I've said before that we don't give the women in our early history enough credit, but this gal certainly paid her dues and is entitled, I think.
Mary E. Walker
Credit: APIC/Getty Images
On January 25, 1866, Dr. Mary Edward Walker became the first—and so far the only—woman to be awarded the Congressional Medal of Honor, in recognition of her service as a battlefield surgeon during the Civil War. Born in 1832 in Oswego, New York, Walker worked as a schoolteacher to pay her way through medical school, graduating from Syracuse Medical College in 1855. She married one of her classmates, Albert Miller, and opened a joint practice in Rome, New York. When the Civil War broke out, Walker traveled to Washington, D.C. and attempted to enlist in the Union Army. Refused a place because of her gender, Walker persisted until she was given a series of temporary appointments as an assistant surgeon.
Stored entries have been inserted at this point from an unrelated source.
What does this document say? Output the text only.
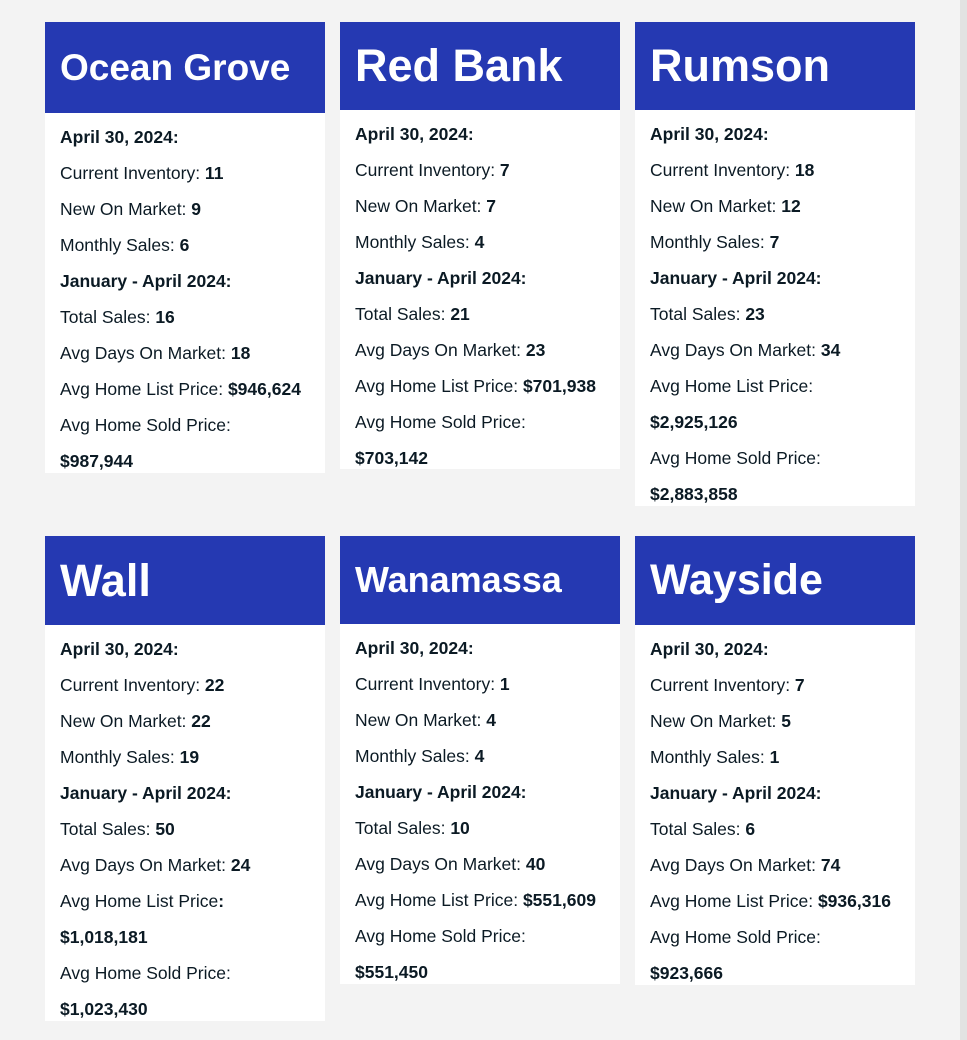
Ocean Grove
April 30, 2024:
Current Inventory: 11
New On Market: 9
Monthly Sales: 6
January - April 2024:
Total Sales: 16
Avg Days On Market: 18
Avg Home List Price: $946,624
Avg Home Sold Price:
$987,944
Red Bank
April 30, 2024:
Current Inventory: 7
New On Market: 7
Monthly Sales: 4
January - April 2024:
Total Sales: 21
Avg Days On Market: 23
Avg Home List Price: $701,938
Avg Home Sold Price:
$703,142
Rumson
April 30, 2024:
Current Inventory: 18
New On Market: 12
Monthly Sales: 7
January - April 2024:
Total Sales: 23
Avg Days On Market: 34
Avg Home List Price:
$2,925,126
Avg Home Sold Price:
$2,883,858
Wall
April 30, 2024:
Current Inventory: 22
New On Market: 22
Monthly Sales: 19
January - April 2024:
Total Sales: 50
Avg Days On Market: 24
Avg Home List Price:
$1,018,181
Avg Home Sold Price:
$1,023,430
Wanamassa
April 30, 2024:
Current Inventory: 1
New On Market: 4
Monthly Sales: 4
January - April 2024:
Total Sales: 10
Avg Days On Market: 40
Avg Home List Price: $551,609
Avg Home Sold Price:
$551,450
Wayside
April 30, 2024:
Current Inventory: 7
New On Market: 5
Monthly Sales: 1
January - April 2024:
Total Sales: 6
Avg Days On Market: 74
Avg Home List Price: $936,316
Avg Home Sold Price:
$923,666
Attached to the 52nd Ohio Infantry, Walker was working among civilians (and possibly spying for her commander) when Confederate soldiers captured her in northern Georgia in 1864. Held captive for four months in Richmond, Virginia, Walker was released to rejoin her unit following a prisoner exchange. Lingering injuries from her imprisonment made Walker unable to practice medicine after the war. For the rest of her life she subsisted on fees as a public speaker on issues ranging from temperance to woman’s dress reform (she favored trousers). Her Medal of Honor was revoked in 1917 along with 910 others not received in uniformed combat but restored again in 1977 by President Jimmy Carter.
One of many women often overlooked when talking about strong and colorful women of that era. We should search them out and celebrate them when possible, in my opinion.
Coffee is going to be out on the patio again...OK?